OpenAI a révisé son accord avec le département américain de la Défense pour interdire explicitement l’utilisation de ses technologies d’intelligence artificielle pour la surveillance nationale des citoyens américains. Cette décision fait suite à de nombreuses critiques à l’égard de l’accord initial, qui semblait accorder au Pentagone un large accès aux systèmes d’IA d’OpenAI à des fins licites.
Controverse initiale et rôle de l’administration Trump
Le partenariat initial, annoncé vendredi, a coïncidé avec la directive du président Trump aux agences fédérales de cesser leur utilisation de l’IA développée par le concurrent d’OpenAI, Anthropic. Ce timing a soulevé des questions sur l’influence politique sur les décisions d’achat d’IA. Dans le cadre de la première version de l’accord, OpenAI conservait le droit d’imposer des « garde-fous techniques » sur sa technologie pour garantir le respect de ses principes de sécurité, mais la nature indéterminée du contrat a suscité des craintes quant à d’éventuelles utilisations abusives.
Détails du contrat révisés
L’accord modifié comprend désormais des restrictions claires contre la surveillance délibérée de personnes ou de ressortissants américains, ainsi que contre l’acquisition ou l’utilisation de données personnelles à des fins de suivi ou de surveillance. OpenAI affirme que cela est conforme aux lois fédérales existantes régissant la vie privée et les libertés civiles. L’entreprise a souligné son engagement à respecter ses normes de sécurité déclarées tout en continuant à collaborer avec le secteur de la défense.

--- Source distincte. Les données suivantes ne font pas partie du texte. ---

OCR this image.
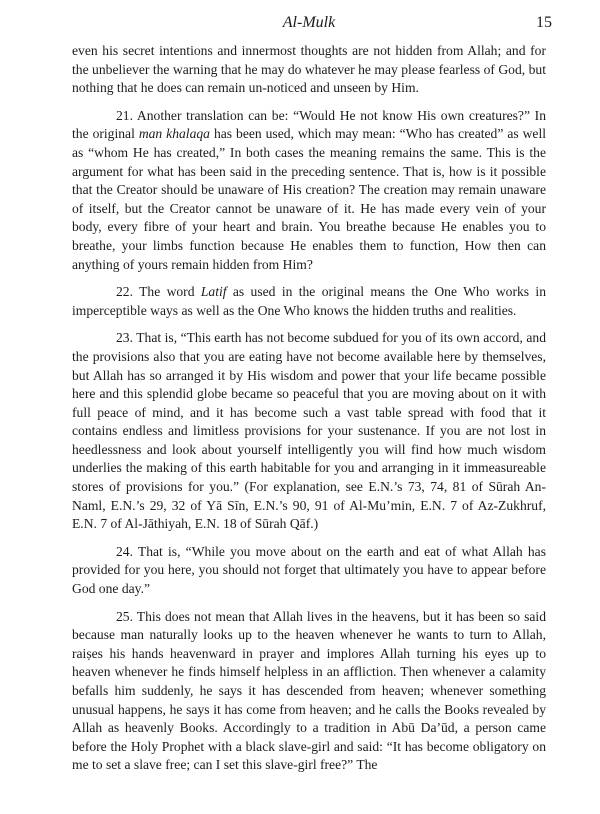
Al-Mulk	15

even his secret intentions and innermost thoughts are not hidden from Allah; and for the unbeliever the warning that he may do whatever he may please fearless of God, but nothing that he does can remain un-noticed and unseen by Him.

21. Another translation can be: “Would He not know His own creatures?” In the original man khalaqa has been used, which may mean: “Who has created” as well as “whom He has created,” In both cases the meaning remains the same. This is the argument for what has been said in the preceding sentence. That is, how is it possible that the Creator should be unaware of His creation? The creation may remain unaware of itself, but the Creator cannot be unaware of it. He has made every vein of your body, every fibre of your heart and brain. You breathe because He enables you to breathe, your limbs function because He enables them to function, How then can anything of yours remain hidden from Him?

22. The word Latif as used in the original means the One Who works in imperceptible ways as well as the One Who knows the hidden truths and realities.

23. That is, “This earth has not become subdued for you of its own accord, and the provisions also that you are eating have not become available here by themselves, but Allah has so arranged it by His wisdom and power that your life became possible here and this splendid globe became so peaceful that you are moving about on it with full peace of mind, and it has become such a vast table spread with food that it contains endless and limitless provisions for your sustenance. If you are not lost in heedlessness and look about yourself intelligently you will find how much wisdom underlies the making of this earth habitable for you and arranging in it immeasureable stores of provisions for you.” (For explanation, see E.N.’s 73, 74, 81 of Sūrah An-Naml, E.N.’s 29, 32 of Yā Sīn, E.N.’s 90, 91 of Al-Mu’min, E.N. 7 of Az-Zukhruf, E.N. 7 of Al-Jāthiyah, E.N. 18 of Sūrah Qāf.)

24. That is, “While you move about on the earth and eat of what Allah has provided for you here, you should not forget that ultimately you have to appear before God one day.”

25. This does not mean that Allah lives in the heavens, but it has been so said because man naturally looks up to the heaven whenever he wants to turn to Allah, raiṣes his hands heavenward in prayer and implores Allah turning his eyes up to heaven whenever he finds himself helpless in an affliction. Then whenever a calamity befalls him suddenly, he says it has descended from heaven; whenever something unusual happens, he says it has come from heaven; and he calls the Books revealed by Allah as heavenly Books. Accordingly to a tradition in Abū Da’ūd, a person came before the Holy Prophet with a black slave-girl and said: “It has become obligatory on me to set a slave free; can I set this slave-girl free?” The
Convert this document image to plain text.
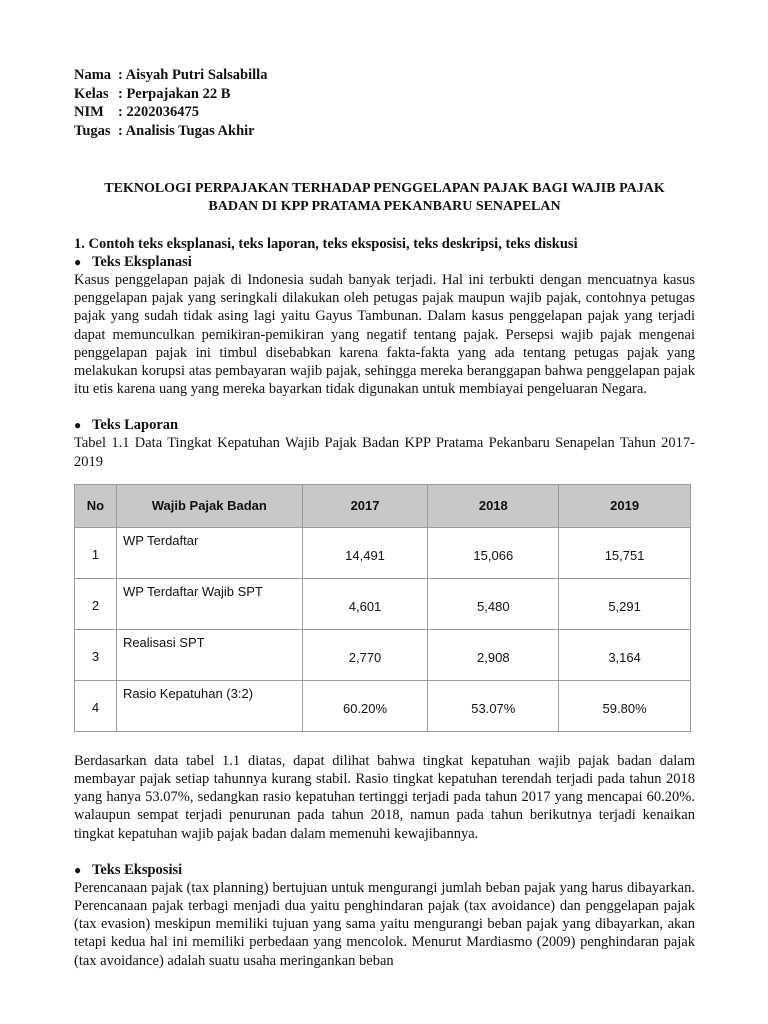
Nama : Aisyah Putri Salsabilla
Kelas : Perpajakan 22 B
NIM : 2202036475
Tugas : Analisis Tugas Akhir
TEKNOLOGI PERPAJAKAN TERHADAP PENGGELAPAN PAJAK BAGI WAJIB PAJAK
BADAN DI KPP PRATAMA PEKANBARU SENAPELAN
1. Contoh teks eksplanasi, teks laporan, teks eksposisi, teks deskripsi, teks diskusi
● Teks Eksplanasi

Kasus penggelapan pajak di Indonesia sudah banyak terjadi. Hal ini terbukti dengan mencuatnya kasus penggelapan pajak yang seringkali dilakukan oleh petugas pajak maupun wajib pajak, contohnya petugas pajak yang sudah tidak asing lagi yaitu Gayus Tambunan. Dalam kasus penggelapan pajak yang terjadi dapat memunculkan pemikiran-pemikiran yang negatif tentang pajak. Persepsi wajib pajak mengenai penggelapan pajak ini timbul disebabkan karena fakta-fakta yang ada tentang petugas pajak yang melakukan korupsi atas pembayaran wajib pajak, sehingga mereka beranggapan bahwa penggelapan pajak itu etis karena uang yang mereka bayarkan tidak digunakan untuk membiayai pengeluaran Negara.

● Teks Laporan
Tabel 1.1 Data Tingkat Kepatuhan Wajib Pajak Badan KPP Pratama Pekanbaru Senapelan Tahun 2017-2019
No	Wajib Pajak Badan	2017	2018	2019
1	WP Terdaftar	14,491	15,066	15,751
2	WP Terdaftar Wajib SPT	4,601	5,480	5,291
3	Realisasi SPT	2,770	2,908	3,164
4	Rasio Kepatuhan (3:2)	60.20%	53.07%	59.80%

Berdasarkan data tabel 1.1 diatas, dapat dilihat bahwa tingkat kepatuhan wajib pajak badan dalam membayar pajak setiap tahunnya kurang stabil. Rasio tingkat kepatuhan terendah terjadi pada tahun 2018 yang hanya 53.07%, sedangkan rasio kepatuhan tertinggi terjadi pada tahun 2017 yang mencapai 60.20%. walaupun sempat terjadi penurunan pada tahun 2018, namun pada tahun berikutnya terjadi kenaikan tingkat kepatuhan wajib pajak badan dalam memenuhi kewajibannya.

● Teks Eksposisi

Perencanaan pajak (tax planning) bertujuan untuk mengurangi jumlah beban pajak yang harus dibayarkan. Perencanaan pajak terbagi menjadi dua yaitu penghindaran pajak (tax avoidance) dan penggelapan pajak (tax evasion) meskipun memiliki tujuan yang sama yaitu mengurangi beban pajak yang dibayarkan, akan tetapi kedua hal ini memiliki perbedaan yang mencolok. Menurut Mardiasmo (2009) penghindaran pajak (tax avoidance) adalah suatu usaha meringankan beban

Réponse du Pentagone et position d’Anthropic
Le ministère de la Défense a publié une déclaration suggérant qu’il était réceptif à la négociation, contrairement à Anthropic, qu’il accusait de donner la priorité aux conflits personnels plutôt qu’à la coopération. La volonté du Pentagone de discuter des termes contraste avec le refus d’Anthropic de s’engager dans des pourparlers similaires.
Le contrat mis à jour est une réponse directe aux réactions négatives du public à l’égard de l’accord initial. Les implications sont significatives : cela signale une pression croissante sur les développeurs d’IA pour qu’ils équilibrent les intérêts de sécurité nationale avec les préoccupations en matière de droits civils. Cette affaire met en évidence l’équilibre délicat entre les applications militaires de l’IA et la nécessité de protéger la vie privée des individus, et soulève des questions sur la manière dont des accords similaires seront structurés à l’avenir.
En fin de compte, la décision d’OpenAI de modifier son accord démontre que même dans le cadre de partenariats à enjeux élevés avec des entités gouvernementales, le contrôle public peut forcer les entreprises à donner la priorité aux considérations éthiques.